Policjant z Chicago. Zdjęcie ilustracyjne: Pexels
Policjant z Chicago. Zdjęcie ilustracyjne: Pexels
REKLAMA

Ponad jedna trzecia policjantów w Chicago nie podporządkowała się obowiązkowi podania informacji czy zaszczepili się przeciw Covid-19 – wynika z danych opublikowanych przez miasto. Wielu policjantów opiera się lokalnym nakazom również w innych amerykańskich miastach.

Władze Chicago poinformowały, że swój status podało 64 proc. z 12,7 tys. policjantów. Spośród ponad 8 tys. funkcjonariuszy, którzy zadeklarowali swój status, 1333 nie jest zaszczepionych. Termin na podanie informacji minął w piątek. Ci, którzy się nie zastosowali, nie będą otrzymywać wynagrodzenia do czasu spełnienia obowiązku. Niezaszczepieni będą musieli wykonywać testy na Covid-19 dwa razy w tygodniu.

„Mam nadzieję, że mężczyźni i kobiety w chicagowskiej policji nie zrujnują swoich karier przez odmowę wejścia na stronę i kliknięcia tak lub nie” – powiedziała w poniedziałek burmistrz miasta Lori Lightfoot.

REKLAMA

Policjanci są jedyną – obok strażaków – grupą pracowników miejskich, która w tak dużej liczbie zignorowała nakaz władz.
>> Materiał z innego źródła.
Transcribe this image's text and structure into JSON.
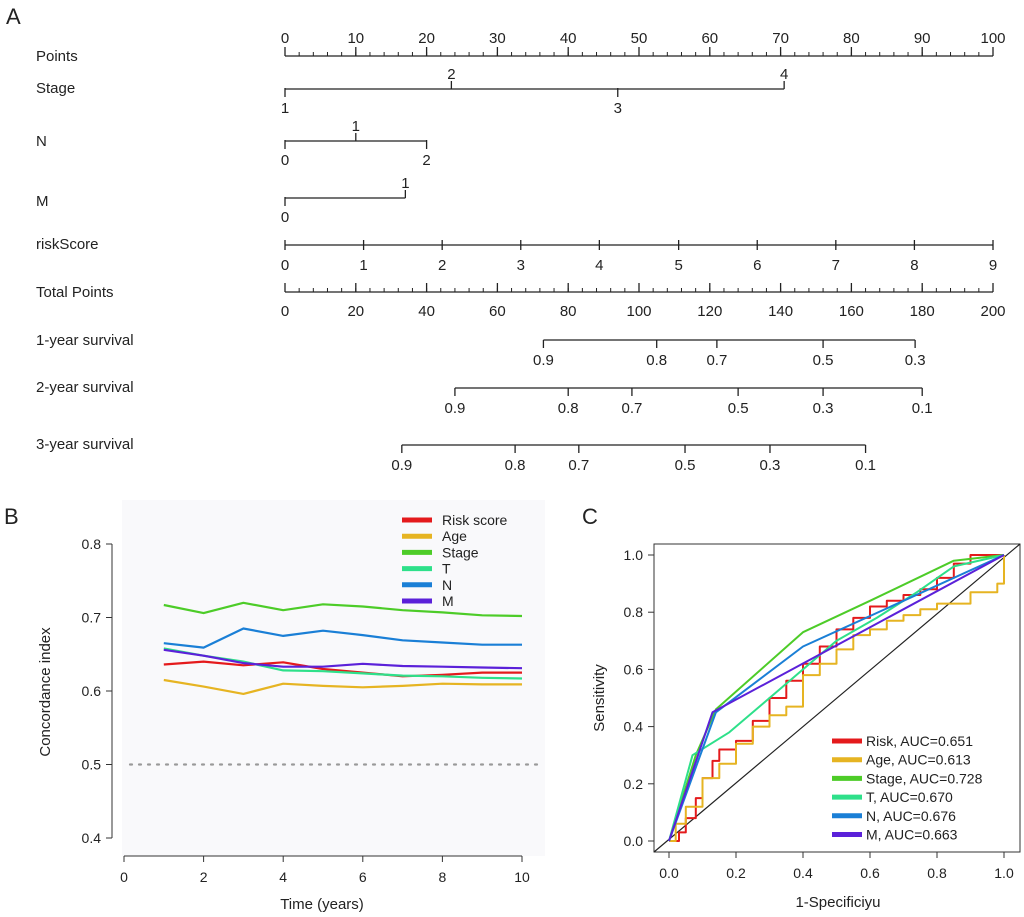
{
  "chart_data": [
    {
      "panel": "A",
      "type": "nomogram",
      "rows": [
        {
          "label": "Points",
          "kind": "axis",
          "min": 0,
          "max": 100,
          "labels": [
            "0",
            "10",
            "20",
            "30",
            "40",
            "50",
            "60",
            "70",
            "80",
            "90",
            "100"
          ],
          "label_values": [
            0,
            10,
            20,
            30,
            40,
            50,
            60,
            70,
            80,
            90,
            100
          ],
          "minor_step": 2
        },
        {
          "label": "Stage",
          "kind": "categorical",
          "range": [
            0,
            70.5
          ],
          "ticks": [
            {
              "label": "1",
              "points": 0,
              "side": "below"
            },
            {
              "label": "2",
              "points": 23.5,
              "side": "above"
            },
            {
              "label": "3",
              "points": 47,
              "side": "below"
            },
            {
              "label": "4",
              "points": 70.5,
              "side": "above"
            }
          ]
        },
        {
          "label": "N",
          "kind": "categorical",
          "range": [
            0,
            20
          ],
          "ticks": [
            {
              "label": "0",
              "points": 0,
              "side": "below"
            },
            {
              "label": "1",
              "points": 10,
              "side": "above"
            },
            {
              "label": "2",
              "points": 20,
              "side": "below"
            }
          ]
        },
        {
          "label": "M",
          "kind": "categorical",
          "range": [
            0,
            17
          ],
          "ticks": [
            {
              "label": "0",
              "points": 0,
              "side": "below"
            },
            {
              "label": "1",
              "points": 17,
              "side": "above"
            }
          ]
        },
        {
          "label": "riskScore",
          "kind": "continuous",
          "ticks": [
            {
              "label": "0",
              "points": 0
            },
            {
              "label": "1",
              "points": 11.1
            },
            {
              "label": "2",
              "points": 22.2
            },
            {
              "label": "3",
              "points": 33.3
            },
            {
              "label": "4",
              "points": 44.4
            },
            {
              "label": "5",
              "points": 55.6
            },
            {
              "label": "6",
              "points": 66.7
            },
            {
              "label": "7",
              "points": 77.8
            },
            {
              "label": "8",
              "points": 88.9
            },
            {
              "label": "9",
              "points": 100
            }
          ]
        },
        {
          "label": "Total Points",
          "kind": "axis",
          "min": 0,
          "max": 200,
          "labels": [
            "0",
            "20",
            "40",
            "60",
            "80",
            "100",
            "120",
            "140",
            "160",
            "180",
            "200"
          ],
          "label_values": [
            0,
            20,
            40,
            60,
            80,
            100,
            120,
            140,
            160,
            180,
            200
          ],
          "minor_step": 4
        },
        {
          "label": "1-year survival",
          "kind": "survival",
          "range": [
            73,
            178
          ],
          "ticks": [
            {
              "label": "0.9",
              "total_points": 73
            },
            {
              "label": "0.8",
              "total_points": 105
            },
            {
              "label": "0.7",
              "total_points": 122
            },
            {
              "label": "0.5",
              "total_points": 152
            },
            {
              "label": "0.3",
              "total_points": 178
            }
          ]
        },
        {
          "label": "2-year survival",
          "kind": "survival",
          "range": [
            48,
            180
          ],
          "ticks": [
            {
              "label": "0.9",
              "total_points": 48
            },
            {
              "label": "0.8",
              "total_points": 80
            },
            {
              "label": "0.7",
              "total_points": 98
            },
            {
              "label": "0.5",
              "total_points": 128
            },
            {
              "label": "0.3",
              "total_points": 152
            },
            {
              "label": "0.1",
              "total_points": 180
            }
          ]
        },
        {
          "label": "3-year survival",
          "kind": "survival",
          "range": [
            33,
            164
          ],
          "ticks": [
            {
              "label": "0.9",
              "total_points": 33
            },
            {
              "label": "0.8",
              "total_points": 65
            },
            {
              "label": "0.7",
              "total_points": 83
            },
            {
              "label": "0.5",
              "total_points": 113
            },
            {
              "label": "0.3",
              "total_points": 137
            },
            {
              "label": "0.1",
              "total_points": 164
            }
          ]
        }
      ]
    },
    {
      "panel": "B",
      "type": "line",
      "xlabel": "Time (years)",
      "ylabel": "Concordance index",
      "xlim": [
        0,
        10
      ],
      "ylim": [
        0.4,
        0.8
      ],
      "xticks": [
        0,
        2,
        4,
        6,
        8,
        10
      ],
      "xtick_labels": [
        "0",
        "2",
        "4",
        "6",
        "8",
        "10"
      ],
      "yticks": [
        0.4,
        0.5,
        0.6,
        0.7,
        0.8
      ],
      "ytick_labels": [
        "0.4",
        "0.5",
        "0.6",
        "0.7",
        "0.8"
      ],
      "reference_line": 0.5,
      "legend_position": "top-right",
      "x": [
        1,
        2,
        3,
        4,
        5,
        6,
        7,
        8,
        9,
        10
      ],
      "series": [
        {
          "name": "Risk score",
          "color": "#e41a1c",
          "values": [
            0.636,
            0.64,
            0.635,
            0.639,
            0.63,
            0.625,
            0.62,
            0.622,
            0.625,
            0.625
          ]
        },
        {
          "name": "Age",
          "color": "#e6b422",
          "values": [
            0.615,
            0.606,
            0.596,
            0.61,
            0.607,
            0.605,
            0.607,
            0.61,
            0.609,
            0.609
          ]
        },
        {
          "name": "Stage",
          "color": "#4dcc28",
          "values": [
            0.717,
            0.706,
            0.72,
            0.71,
            0.718,
            0.715,
            0.71,
            0.707,
            0.703,
            0.702
          ]
        },
        {
          "name": "T",
          "color": "#2ee08a",
          "values": [
            0.658,
            0.648,
            0.64,
            0.628,
            0.627,
            0.624,
            0.621,
            0.62,
            0.618,
            0.617
          ]
        },
        {
          "name": "N",
          "color": "#1a7fd6",
          "values": [
            0.665,
            0.659,
            0.685,
            0.675,
            0.682,
            0.676,
            0.669,
            0.666,
            0.663,
            0.663
          ]
        },
        {
          "name": "M",
          "color": "#5b21d9",
          "values": [
            0.656,
            0.648,
            0.638,
            0.633,
            0.633,
            0.637,
            0.634,
            0.633,
            0.632,
            0.631
          ]
        }
      ]
    },
    {
      "panel": "C",
      "type": "line",
      "subtype": "roc",
      "xlabel": "1-Specificiyu",
      "ylabel": "Sensitivity",
      "xlim": [
        0,
        1
      ],
      "ylim": [
        0,
        1
      ],
      "xticks": [
        0,
        0.2,
        0.4,
        0.6,
        0.8,
        1.0
      ],
      "xtick_labels": [
        "0.0",
        "0.2",
        "0.4",
        "0.6",
        "0.8",
        "1.0"
      ],
      "yticks": [
        0,
        0.2,
        0.4,
        0.6,
        0.8,
        1.0
      ],
      "ytick_labels": [
        "0.0",
        "0.2",
        "0.4",
        "0.6",
        "0.8",
        "1.0"
      ],
      "diagonal": true,
      "legend_position": "bottom-right",
      "series": [
        {
          "name": "Risk, AUC=0.651",
          "color": "#e41a1c",
          "x": [
            0,
            0.03,
            0.05,
            0.08,
            0.1,
            0.13,
            0.15,
            0.2,
            0.25,
            0.3,
            0.35,
            0.4,
            0.45,
            0.5,
            0.55,
            0.6,
            0.65,
            0.7,
            0.75,
            0.8,
            0.85,
            0.9,
            1.0
          ],
          "y": [
            0,
            0.03,
            0.08,
            0.15,
            0.22,
            0.28,
            0.32,
            0.35,
            0.42,
            0.5,
            0.56,
            0.62,
            0.68,
            0.74,
            0.78,
            0.82,
            0.84,
            0.86,
            0.88,
            0.92,
            0.97,
            1.0,
            1.0
          ]
        },
        {
          "name": "Age, AUC=0.613",
          "color": "#e6b422",
          "x": [
            0,
            0.02,
            0.05,
            0.1,
            0.15,
            0.2,
            0.25,
            0.3,
            0.35,
            0.4,
            0.45,
            0.5,
            0.55,
            0.6,
            0.65,
            0.7,
            0.75,
            0.8,
            0.9,
            0.98,
            1.0
          ],
          "y": [
            0,
            0.06,
            0.12,
            0.22,
            0.27,
            0.34,
            0.4,
            0.44,
            0.47,
            0.58,
            0.62,
            0.67,
            0.72,
            0.74,
            0.77,
            0.79,
            0.81,
            0.83,
            0.87,
            0.9,
            1.0
          ]
        },
        {
          "name": "Stage, AUC=0.728",
          "color": "#4dcc28",
          "x": [
            0,
            0.08,
            0.14,
            0.4,
            0.6,
            0.85,
            1.0
          ],
          "y": [
            0,
            0.3,
            0.46,
            0.73,
            0.84,
            0.98,
            1.0
          ]
        },
        {
          "name": "T, AUC=0.670",
          "color": "#2ee08a",
          "x": [
            0,
            0.07,
            0.18,
            0.28,
            0.4,
            0.5,
            0.62,
            0.74,
            0.85,
            1.0
          ],
          "y": [
            0,
            0.3,
            0.38,
            0.48,
            0.6,
            0.7,
            0.78,
            0.87,
            0.96,
            1.0
          ]
        },
        {
          "name": "N, AUC=0.676",
          "color": "#1a7fd6",
          "x": [
            0,
            0.14,
            0.4,
            0.7,
            1.0
          ],
          "y": [
            0,
            0.45,
            0.68,
            0.84,
            1.0
          ]
        },
        {
          "name": "M, AUC=0.663",
          "color": "#5b21d9",
          "x": [
            0,
            0.13,
            1.0
          ],
          "y": [
            0,
            0.45,
            1.0
          ]
        }
      ]
    }
  ],
  "panel_labels": {
    "a": "A",
    "b": "B",
    "c": "C"
  }
}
Jest to wynik działań miejscowego związku zawodowego policjantów, który publicznie nawoływał, by nie podporządkowywać się miejskiej polityce, choć w ubiegłym tygodniu otrzymał tymczasowy sądowy zakaz wypowiadania się w tej sprawie

Podobne apele do policjantów i strażaków kierowały też związki mundurowych w Baltimore, gdzie wszyscy miejscy pracownicy musieli zadeklarować swój status do poniedziałku. Skutek był podobny, jak w Chicago. Według władz miasta, zaszczepiło się 64 proc. funkcjonariuszy.

W poniedziałek w życie wszedł też nakaz dotyczący szczepień w Seattle i innych miastach stanu Waszyngton, gdzie za brak podania informacji o szczepieniach policjanci mogą stracić pracę. Część funkcjonariuszy protestowało owijając samochody we flagi Gadsdena, symbole używane przez ruchy libertariańskie i prawicowe. Jeden z funkcjonariuszy stanowej policji opublikował nagranie swojego pożegnania ze służbą, w którym powiedział gubernatorowi, by „pocałował go w d…”. Mimo to, ostatecznie w Seattle tylko 24 funkcjonariuszy nie podporządkowało się nakazowi.

Protesty przeciwko obowiązkom dotyczącym szczepień potęgują w USA problemy policji, która w ciągu ostatnich miesięcy zmagała się z bezprecedensową falą odejść ze służby. Policyjne szeregi zdziesiątkował też Covid-19, który był najczęstszą przyczyną śmierci funkcjonariuszy w obecnym i ubiegłym roku.